The beauty of it, the game was really conjured up by the director of basketball operations at Houston as he texted with Mapp at Temple. DOBOs (Directors of Basketball Operations) make the hoop world go round. More so during a pandemic. Cincinnati had been scheduled to play Houston this coming Saturday on CBS. But rumors of a Cincinnati positive test hit the DOBO rumor wire Monday night.
“I had already contacted my DOBO counterpart [at Houston], just checking in,’' Mapp said. “He was like, ‘Just in case, would you be interested?’ "
Mapp ran the possibility of playing Houston Saturday past Owls coach Aaron McKie and up the chain of command. Temple had just won two in a row – “we want to keep rolling.”
Would CBS go for it, and reroute its production apparatus to get to Philly? That was up to the AAC office to arrange, amidst all the other changes happening all over the conference.
“The hub of all that is Brian Thornton,’' Angelos said, mentioning the AAC’s associate commissioner for men’s and women’s basketball, just hired from the NCAA in October. “His head must be spinning.”
CBS went for the switch. Enough action for one day? Nah, two hours later, Temple issued another press release … “men’s basketball game at USF scheduled for Wednesday, Jan. 27 has been postponed due to additional positive COVID-19 cases and the ensuing contact tracing at USF.”
So the Owls gained one and lost one. That’s the way it’s been going all over college hoops. You want to say it’s crazy to be playing, it’s even crazier to actually make it happen. Temple is testing every day, so Mapp gets anxious every night, “between 7 and 10 o’clock,” hoping the medical staff doesn’t text bad news. This month, the men’s team has been all right.
“Now that we have students back on campus, that’s another hurdle,” Mapp said of trying to play catch-up on games after Temple didn’t start its season until Dec. 19, over three weeks late, because of its own COVID issues.
Mapp said that in addition to staying close to other AAC DOBOs, he stays in close contact with his counterparts at the other Philadelphia schools.
“You never know if you need something quick,” Mapp said.
But the first priority for Temple and all the other schools is to get the league games in. Scheduling a Big 5 game on a day that could have been used for league play doesn’t make sense. Time is already getting short to get games in.
“Keep your phone charged up,” Mapp said of his top priority, acknowledging that the crucial aspect of all this is constant communication, all levels.

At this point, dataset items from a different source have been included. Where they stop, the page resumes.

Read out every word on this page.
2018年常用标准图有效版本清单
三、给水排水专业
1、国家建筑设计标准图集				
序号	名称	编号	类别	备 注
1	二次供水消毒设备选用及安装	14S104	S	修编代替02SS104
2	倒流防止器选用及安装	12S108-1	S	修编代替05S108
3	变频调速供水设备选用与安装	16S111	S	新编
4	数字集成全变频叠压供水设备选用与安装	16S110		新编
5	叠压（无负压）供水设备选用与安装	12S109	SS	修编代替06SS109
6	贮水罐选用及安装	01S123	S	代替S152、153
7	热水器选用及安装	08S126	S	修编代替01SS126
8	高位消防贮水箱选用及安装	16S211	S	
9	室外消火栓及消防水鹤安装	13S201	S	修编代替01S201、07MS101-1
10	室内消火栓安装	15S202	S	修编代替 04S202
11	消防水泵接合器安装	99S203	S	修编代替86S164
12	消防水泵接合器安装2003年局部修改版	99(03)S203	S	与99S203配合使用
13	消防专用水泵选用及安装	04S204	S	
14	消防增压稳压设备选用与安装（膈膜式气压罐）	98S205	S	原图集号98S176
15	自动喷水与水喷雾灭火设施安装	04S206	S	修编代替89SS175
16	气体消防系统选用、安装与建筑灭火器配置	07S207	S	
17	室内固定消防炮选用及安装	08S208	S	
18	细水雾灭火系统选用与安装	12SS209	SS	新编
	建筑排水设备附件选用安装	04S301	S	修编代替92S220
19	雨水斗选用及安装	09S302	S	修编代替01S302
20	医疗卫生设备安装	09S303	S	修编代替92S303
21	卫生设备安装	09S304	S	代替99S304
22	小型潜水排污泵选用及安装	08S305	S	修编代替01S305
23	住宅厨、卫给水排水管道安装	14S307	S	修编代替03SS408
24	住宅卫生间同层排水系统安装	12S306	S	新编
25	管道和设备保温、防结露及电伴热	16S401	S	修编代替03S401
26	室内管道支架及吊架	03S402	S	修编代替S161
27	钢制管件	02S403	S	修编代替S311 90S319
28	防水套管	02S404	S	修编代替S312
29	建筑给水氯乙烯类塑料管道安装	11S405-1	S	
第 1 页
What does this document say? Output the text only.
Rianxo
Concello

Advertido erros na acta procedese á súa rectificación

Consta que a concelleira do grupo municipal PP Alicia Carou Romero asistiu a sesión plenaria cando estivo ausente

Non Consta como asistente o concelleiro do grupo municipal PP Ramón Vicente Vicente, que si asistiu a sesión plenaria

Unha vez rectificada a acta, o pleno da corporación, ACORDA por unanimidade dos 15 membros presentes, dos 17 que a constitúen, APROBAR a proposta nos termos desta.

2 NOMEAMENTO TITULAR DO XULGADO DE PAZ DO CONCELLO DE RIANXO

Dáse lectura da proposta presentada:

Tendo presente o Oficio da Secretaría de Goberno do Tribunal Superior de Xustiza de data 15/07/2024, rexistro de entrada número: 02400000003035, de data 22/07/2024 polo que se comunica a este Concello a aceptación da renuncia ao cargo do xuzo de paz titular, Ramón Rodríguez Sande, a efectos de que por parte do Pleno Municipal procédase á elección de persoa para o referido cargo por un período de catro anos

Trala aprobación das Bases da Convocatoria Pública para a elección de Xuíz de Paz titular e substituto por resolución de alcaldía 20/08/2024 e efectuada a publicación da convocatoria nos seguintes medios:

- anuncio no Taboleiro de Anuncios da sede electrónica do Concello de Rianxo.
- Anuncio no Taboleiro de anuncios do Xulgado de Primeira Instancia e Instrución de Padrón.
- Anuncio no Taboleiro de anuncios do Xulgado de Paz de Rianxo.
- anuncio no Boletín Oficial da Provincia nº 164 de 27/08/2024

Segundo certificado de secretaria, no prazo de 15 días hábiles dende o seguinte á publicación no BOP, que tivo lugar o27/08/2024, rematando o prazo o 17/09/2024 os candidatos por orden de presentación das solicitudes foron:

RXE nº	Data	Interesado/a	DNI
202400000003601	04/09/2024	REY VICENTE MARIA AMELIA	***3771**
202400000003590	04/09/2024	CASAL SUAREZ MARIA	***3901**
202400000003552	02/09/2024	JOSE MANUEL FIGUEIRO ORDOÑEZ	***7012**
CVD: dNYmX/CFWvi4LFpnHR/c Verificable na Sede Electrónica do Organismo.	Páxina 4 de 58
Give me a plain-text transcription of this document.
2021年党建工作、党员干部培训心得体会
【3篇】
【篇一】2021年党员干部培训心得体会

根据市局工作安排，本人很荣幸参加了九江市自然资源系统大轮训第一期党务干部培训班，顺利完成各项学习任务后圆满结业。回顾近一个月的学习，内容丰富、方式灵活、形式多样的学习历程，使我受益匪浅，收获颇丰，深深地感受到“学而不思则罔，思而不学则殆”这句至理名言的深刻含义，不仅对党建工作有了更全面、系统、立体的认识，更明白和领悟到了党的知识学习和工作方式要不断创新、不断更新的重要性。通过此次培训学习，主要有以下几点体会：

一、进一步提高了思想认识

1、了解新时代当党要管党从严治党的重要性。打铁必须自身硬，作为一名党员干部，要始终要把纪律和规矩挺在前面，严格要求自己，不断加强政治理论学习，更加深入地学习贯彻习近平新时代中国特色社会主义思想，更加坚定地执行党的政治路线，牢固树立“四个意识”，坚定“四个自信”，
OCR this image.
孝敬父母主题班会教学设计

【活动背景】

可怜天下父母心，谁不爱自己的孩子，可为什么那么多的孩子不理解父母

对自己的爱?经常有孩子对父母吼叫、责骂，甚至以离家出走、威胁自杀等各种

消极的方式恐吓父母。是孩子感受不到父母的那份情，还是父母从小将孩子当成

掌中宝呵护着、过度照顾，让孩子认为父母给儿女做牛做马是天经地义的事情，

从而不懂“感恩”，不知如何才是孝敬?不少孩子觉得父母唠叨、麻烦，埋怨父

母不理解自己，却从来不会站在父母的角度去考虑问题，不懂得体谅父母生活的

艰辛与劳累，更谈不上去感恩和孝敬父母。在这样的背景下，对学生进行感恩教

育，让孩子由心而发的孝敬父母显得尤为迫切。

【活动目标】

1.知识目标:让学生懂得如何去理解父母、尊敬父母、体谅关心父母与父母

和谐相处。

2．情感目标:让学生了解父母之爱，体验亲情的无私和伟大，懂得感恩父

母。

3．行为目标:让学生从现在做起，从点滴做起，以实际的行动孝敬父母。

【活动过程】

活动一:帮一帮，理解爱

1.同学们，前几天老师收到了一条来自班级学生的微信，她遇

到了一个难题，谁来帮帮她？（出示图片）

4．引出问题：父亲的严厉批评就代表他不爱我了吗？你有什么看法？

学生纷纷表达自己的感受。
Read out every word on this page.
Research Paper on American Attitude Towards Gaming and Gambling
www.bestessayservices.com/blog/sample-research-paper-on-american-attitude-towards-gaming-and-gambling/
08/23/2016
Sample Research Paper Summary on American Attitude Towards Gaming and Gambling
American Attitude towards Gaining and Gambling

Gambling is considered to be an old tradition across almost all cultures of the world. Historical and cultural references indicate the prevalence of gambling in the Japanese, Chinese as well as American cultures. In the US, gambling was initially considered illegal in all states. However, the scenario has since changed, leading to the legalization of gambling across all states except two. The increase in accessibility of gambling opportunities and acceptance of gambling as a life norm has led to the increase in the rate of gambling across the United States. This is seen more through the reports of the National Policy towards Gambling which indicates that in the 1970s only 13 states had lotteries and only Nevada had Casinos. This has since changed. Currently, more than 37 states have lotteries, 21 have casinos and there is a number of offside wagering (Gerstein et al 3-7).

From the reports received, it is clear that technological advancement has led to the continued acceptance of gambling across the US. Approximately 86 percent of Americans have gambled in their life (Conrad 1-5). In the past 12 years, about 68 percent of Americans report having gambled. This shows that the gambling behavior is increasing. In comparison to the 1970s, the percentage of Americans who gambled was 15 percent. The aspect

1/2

“We have to almost over-communicate to make sure these things work,” Mapp said.
Word of cancellations “kind of creeps up on you,” Angelos said, as the conference’s medical advisory group stays in touch, and a possible positive test on some campus turns into a confirmed cancellation. “You start looking at the schedule.”
While Angelos was talking on the phone with a reporter Thursday afternoon, he got a text from Mapp. That game that was off the schedule for next week? Maybe there was a replacement.
“Even as we’re speaking, we’re talking about Tulsa now,’' Angelos said.
Tulsa, it turns out, has no game scheduled next week.
“It was just reaching out – would you want a game?” Mapp said, noting that Temple and Tulsa are currently scheduled to play once in February and once in March. “Who knows if we’re going to get to that. Let’s move it up.”
Sure enough, by Friday, the AAC was preparing another press release.